3. Use The Power of Compounding:
Warren Buffett is one of the greatest investors of the 20th century in part because he doesn’t try and time the stock market. Most successful investors know that with the right investment, it is better to let your investment compound over a number of years.
THE RULE OF 72
You can see how many years it will take for your investment to double by dividing 72 by the annual rate of return. For example, at 8% annual growth rate, your investment will double every nine years (72 divided by 8 = 9 years).
4. It’s Always Time to Invest:
For the long-term investor the best time to invest is right now. According to Smart Money the hypothetical value of $1 invested in the S&P 500 from year-end 1983 through 2003 earned $11.50 (versus $2.71 for the S&P 500 minus the best 17 months during that timeframe). That same dollar invested in the S&P 500 in 1925 would’ve gained $2,285 (versus $17.42 minus the best 37 months).

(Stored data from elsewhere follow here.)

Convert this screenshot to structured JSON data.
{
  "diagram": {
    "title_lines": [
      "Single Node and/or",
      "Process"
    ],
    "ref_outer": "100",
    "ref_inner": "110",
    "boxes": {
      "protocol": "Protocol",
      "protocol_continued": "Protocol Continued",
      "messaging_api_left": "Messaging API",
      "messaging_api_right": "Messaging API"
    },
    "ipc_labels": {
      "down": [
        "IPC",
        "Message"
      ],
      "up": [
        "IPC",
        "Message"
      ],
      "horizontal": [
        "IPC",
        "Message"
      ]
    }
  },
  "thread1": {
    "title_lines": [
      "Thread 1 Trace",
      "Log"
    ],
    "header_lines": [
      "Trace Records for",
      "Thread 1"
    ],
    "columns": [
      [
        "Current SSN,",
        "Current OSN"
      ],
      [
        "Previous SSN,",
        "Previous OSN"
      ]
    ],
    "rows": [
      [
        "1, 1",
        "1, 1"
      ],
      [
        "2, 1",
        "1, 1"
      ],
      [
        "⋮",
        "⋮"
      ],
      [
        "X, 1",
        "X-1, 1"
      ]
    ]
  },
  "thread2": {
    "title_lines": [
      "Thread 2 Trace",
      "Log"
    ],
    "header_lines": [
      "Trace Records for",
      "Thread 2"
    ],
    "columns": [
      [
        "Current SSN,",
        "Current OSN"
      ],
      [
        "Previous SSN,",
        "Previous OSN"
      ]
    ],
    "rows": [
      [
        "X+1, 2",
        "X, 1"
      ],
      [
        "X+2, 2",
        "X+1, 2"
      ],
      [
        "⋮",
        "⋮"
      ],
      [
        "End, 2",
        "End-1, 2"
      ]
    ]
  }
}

If you had been invested in stocks from 1966 to 1995 you would have had a total return of 560%. Had you missed the best 15 days your return would have decreased to 200%.
Not being invested in the stock market for the best 15 days over a 30 year period would have seen your return cut in half. That is the risk you take when you try and time the market. The problem is that you need to time it twice; once to get out and once to buy back in
5. Invest in Stocks:
Investing in individual stocks is the best way to maintain purchasing power, grow capital and reach long-term goals:
- While stock prices go up and down in the short-run, over the long-term, stocks outperform all other types of investments.
- Stocks can help you stay ahead of inflation. Even if the inflation rate is just 3%, you’ll need $181 in 20 years to buy what $100 will buy today. So keep an eye on the inflation rate when planning your investments.
- Invest for the long term. Individual companies have up and down years, so to reduce risk, diversify your portfolio with stocks from several companies.
What are you strategies for success?